28 de jul de 2014

Cap 44 - A Arca e o Holocausto - Parte 9

SENTIDO AMPLIADO I

“E EDIFICOU NOÉ UM ALTAR AO SENHOR; E TOMOU DE TODO O ANIMAL LIMPO E DE TODA A AVE LIMPA, E OFERECEU HOLOCAUSTO SOBRE O ALTAR.” GÊNESIS 8:20

O primeiro mandamento é muito claro e define para nós: "Amarás o Senhor teu Deus de todo o coração e ao próximo como a si mesmo."

Esse "a si mesmo" indica que somos acentuadamente amantes de nós mesmos, e vai ser difícil vencer isso, porque é algo que trazemos da retaguarda, dos primeiros lances de crescimento da individualidade. Quando a gente recebe alguma coisa que nos sustenta e nos felicita amplamente, por exemplo, a gente fala graças a Deus. Fazemos assim desde lá de trás. Mas se analisarmos é graças a Deus, mas tudo é meu. Percebeu? A gente se fecha em um regime egocêntrico.

Nós passamos por um processo de angariar na hiper valorização do nosso eu. Para se ter ideia, tem muitas pessoas que só operam tirando vantagens, vivem só para si.

O  mundo está cheio de pessoas nos núcleos espirituais, nas igrejas, que estão, como se pode dizer, eticamente integradas na sociedade. Ou seja, apresentam toda aquela polidez moral, vivem bem entrosadas no contexto, são verdadeiros conhecedores e estão por dentro de todos os assuntos. Se movimentam bem e se dão bem com todos, pagam suas contas em dia, não brigam com ninguém, não tem prontuário na polícia, não tem nome no SPC (Serviço de Proteção ao Crédito). O mundo está cheio de gente assim. É óbvio que elas tem os seus valores e estão recebendo segundo as suas obras, estão de certa forma sendo premiadas. Mas em determinado momento emergem dentro delas uma ineficiência, um certo vazio, porque trabalham só pra si mesmas.

E toda as vezes que trabalhamos para nós mesmos, somente visando o nosso reconforto pessoal, vamos tendo essa grande decepção. Vamos começando a entender lentamente pelas experiências que nós podemos estar bem, mas não estarmos absolutamente felizes naquela acepção profunda de paz interior e de harmonia.

Sem contar outra coisa, que se nós não tivermos o cuidado de abrir o contexto vai ficar difícil porque sempre vai ter alguma coisa para nos aborrecer. Vamos pensar nisso. Eu não sei se você entendeu, mas sempre vai surgir algo para nos aborrecer, para nos chatear, nos entristecer, quando pensamos só em nós mesmos.

Não podemos cultivar essa situação num plano cerceador da evolução consciente, que é hoje o que nós estamos tentando implementar. O personalismo tem sido um componente que trava o nosso processo evolucional.

A felicidade dimensionada apenas nos planos normais da vida, se você reparar bem, ela tem uma expressão muito rápida, muito fictícia, muito transitória, ela acaba desaparecendo por si mesma.

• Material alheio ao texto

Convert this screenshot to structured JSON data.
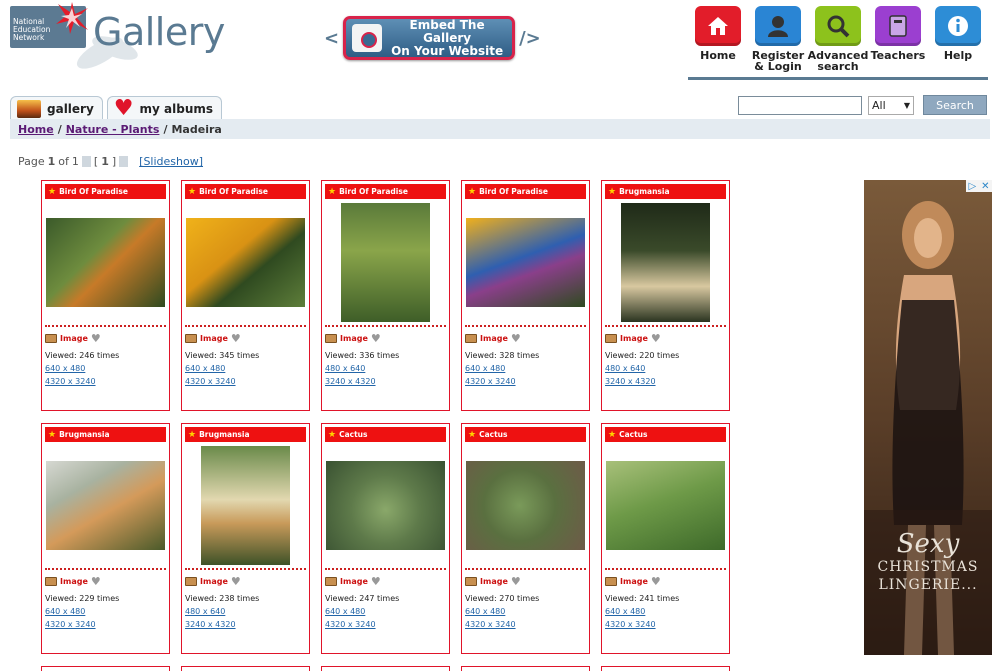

E a vida tem um sentido universal, abrangente.

Quando fechamos circuito em cima de um elemento da nossa experiência a gente, às vezes, fica naquele sentimento de perda de tempo ou de frustração. Então, nós temos que ir na marcha visando um sentido ampliado. Sem dúvida não podemos evoluir de modo isolado, não podemos evoluir de modo personalístico.

Note que quanto mais nos recolhemos a nós próprios mais apertado fica o cerco. Não sou eu que está falando isso não, isso é da lei. Podemos ser uma criatura bem relacionada, com muitas pessoas do nosso lado, mas no fundo trazemos aquela marca que nos peculiariza, a marca do individualismo, da alienação, do tudo é meu. Quanto mais nós investimos nesse personalismo, que é um culto à própria individualidade, ao próprio eu, numa manifestação tranquila do egoísmo, nós notamos que estaremos alienados do contexto, nada obstante possamos apresentar um número muito grande de cidadãos em nossa volta.

À medida que tentamos crescer e identificamos determinado problema que nos visita, o que fazemos? Vamos atrás das soluções. Entramos na avaliação plena das causas, buscamos administrar os efeitos e o que geralmente acontece? Começamos a entender que a vida nos convoca para ângulos novos. Nós estamos matriculados numa escola regenerativa que visa o bem estar de todos. 

Estamos identificados agora num mundo melhor. E chega um momento em que começamos a sentir no íntimo que a própria vida está exigindo de nós uma cooperação. E o evangelho, mensagem viva e essência do amor, se manifesta em nosso coração, naquela acepção de paz e felicidade legítima, quando nos capacitamos à abnegação e compreensão na eleição de uma nova postura.